Yeah … about that ….

The Engineer and his dad butt heads.  Sometimes a lesson goes well.  Sometimes, it ends with frustration because Mr. Genius used the “wrong” word and the Engineer decided to shut down instead of trying to understand.  And by wrong, I mean a slightly different term than I used.  Not wrong at all – just not what the Engineer was used to and it causes anxiety.   Most of their math “lessons” go best in a relaxed setting of playtime, where the learning is woven into play instead of doing math problems on the chalkboard.

So.  Math.  ::coughs::  Did I mention that the Engineer is doing early algebra?  At 6?  I am SO screwed!

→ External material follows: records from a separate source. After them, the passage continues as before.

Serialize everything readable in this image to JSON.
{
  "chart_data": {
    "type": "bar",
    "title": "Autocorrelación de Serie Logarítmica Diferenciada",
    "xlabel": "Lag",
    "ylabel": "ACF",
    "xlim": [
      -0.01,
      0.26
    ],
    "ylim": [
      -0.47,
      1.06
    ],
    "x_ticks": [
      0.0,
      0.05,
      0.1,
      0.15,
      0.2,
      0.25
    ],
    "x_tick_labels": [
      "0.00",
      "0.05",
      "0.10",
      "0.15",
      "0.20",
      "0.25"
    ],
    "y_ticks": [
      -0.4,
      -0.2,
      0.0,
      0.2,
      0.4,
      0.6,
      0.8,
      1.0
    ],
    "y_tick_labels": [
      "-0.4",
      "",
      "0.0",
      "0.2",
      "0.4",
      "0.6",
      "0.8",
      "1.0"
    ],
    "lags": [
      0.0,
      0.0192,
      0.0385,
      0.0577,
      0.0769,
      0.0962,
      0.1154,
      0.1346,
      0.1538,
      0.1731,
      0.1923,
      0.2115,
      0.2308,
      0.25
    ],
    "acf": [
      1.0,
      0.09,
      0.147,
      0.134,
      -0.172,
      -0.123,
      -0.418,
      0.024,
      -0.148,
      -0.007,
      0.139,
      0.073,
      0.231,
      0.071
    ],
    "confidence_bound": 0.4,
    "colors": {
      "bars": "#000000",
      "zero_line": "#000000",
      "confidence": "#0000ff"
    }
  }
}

You see, I am not a math person.  It’s logical, it makes sense, but it’s entirely too rigid for me to easily grasp.  I have to fight at it.  I have to memorize formulas and ways of compensating when it comes intuitively to people like my husband.  Who casually told me “it’s just a differential equation” once.   I had to ask him this week to refresh my memory on long division because I simply couldn’t remember how to show the Engineer to do it!

 

I don’t easily do mental math in my head.  I have a great grasp of everyday math, and can easily guess percentages and totals fairly quickly, but it’s a vague kind of thing.  It’s not exact.  Even calculating a tip is an exercise in frustration if I get frustrated or distracted.  Which is why I’m liable to tip 20% every time because it’s just easier.

You can forget me doing any kind of complex multiplication or exponent work in my head because I lose track of it.  Mr. Genius annoyed me when we were house hunting because he could quickly and accurately calculate the monthly mortgage payment on houses we visited, while I looked like the village idiot trying to understand the difference between payments for one house and the other.

I am so in over my head right now, it’s scary and funny all at the same time.   If I could plop the Engineer down in front of a math curriculum it would take so much stress off of my shoulders.  I even signed him up for Prodigy math in an attempt to do something – but so far, the placement test is undecided on where to plop him.

 

This morning, I came downstairs to find him busily building a structure with our ball and stick set from Discovery Kids.  He pulled out the measuring tape and measured each side to ensure they matched, and he carefully drew a diagram with the numbers.  Then he wanted to know how to figure the “center” part.  We haven’t discussed area or perimeter – and I certainly wasn’t prepared for a lesson today!  We did it anyway.  I pulled out my trusty phone and we calculated the area, defined the perimeter, and then I point-blank refused to figure out the area cubed when he wanted to add in the height measurement.

“Why?” he whined.  Why son?  Because mommy isn’t clear-headed enough to explain exponents yet, that’s why!  And I need to go do some research before I even try!

Did I mention I have a cold?  I am not on my best game at the moment, and I was happily looking forward to crashing on the sofa while they watched Kid Should See This videos for a while.  Nope, didn’t happen.  And the one time I did crash on the sofa, the Destroyer tried to destroy the structure the Engineer was building, leading to tears, screaming, whining, and wailing.  And since I’m losing my voice none of that came from me.

 

So what’s my plan for when the time comes that I can’t teach him anything?  That deadline is looming fast – probably within the next 6 months for math.

For now, I’m hoping I can find some Khan Academy videos and let him loose.  Hopefully that will be enough.  Because if I ever have to explain the “why” behind the equations or the geometry, my brain just might implode.

The teenager that I was thought “if I can just get through this I’ll never have to use it again!”  Karma, you suck!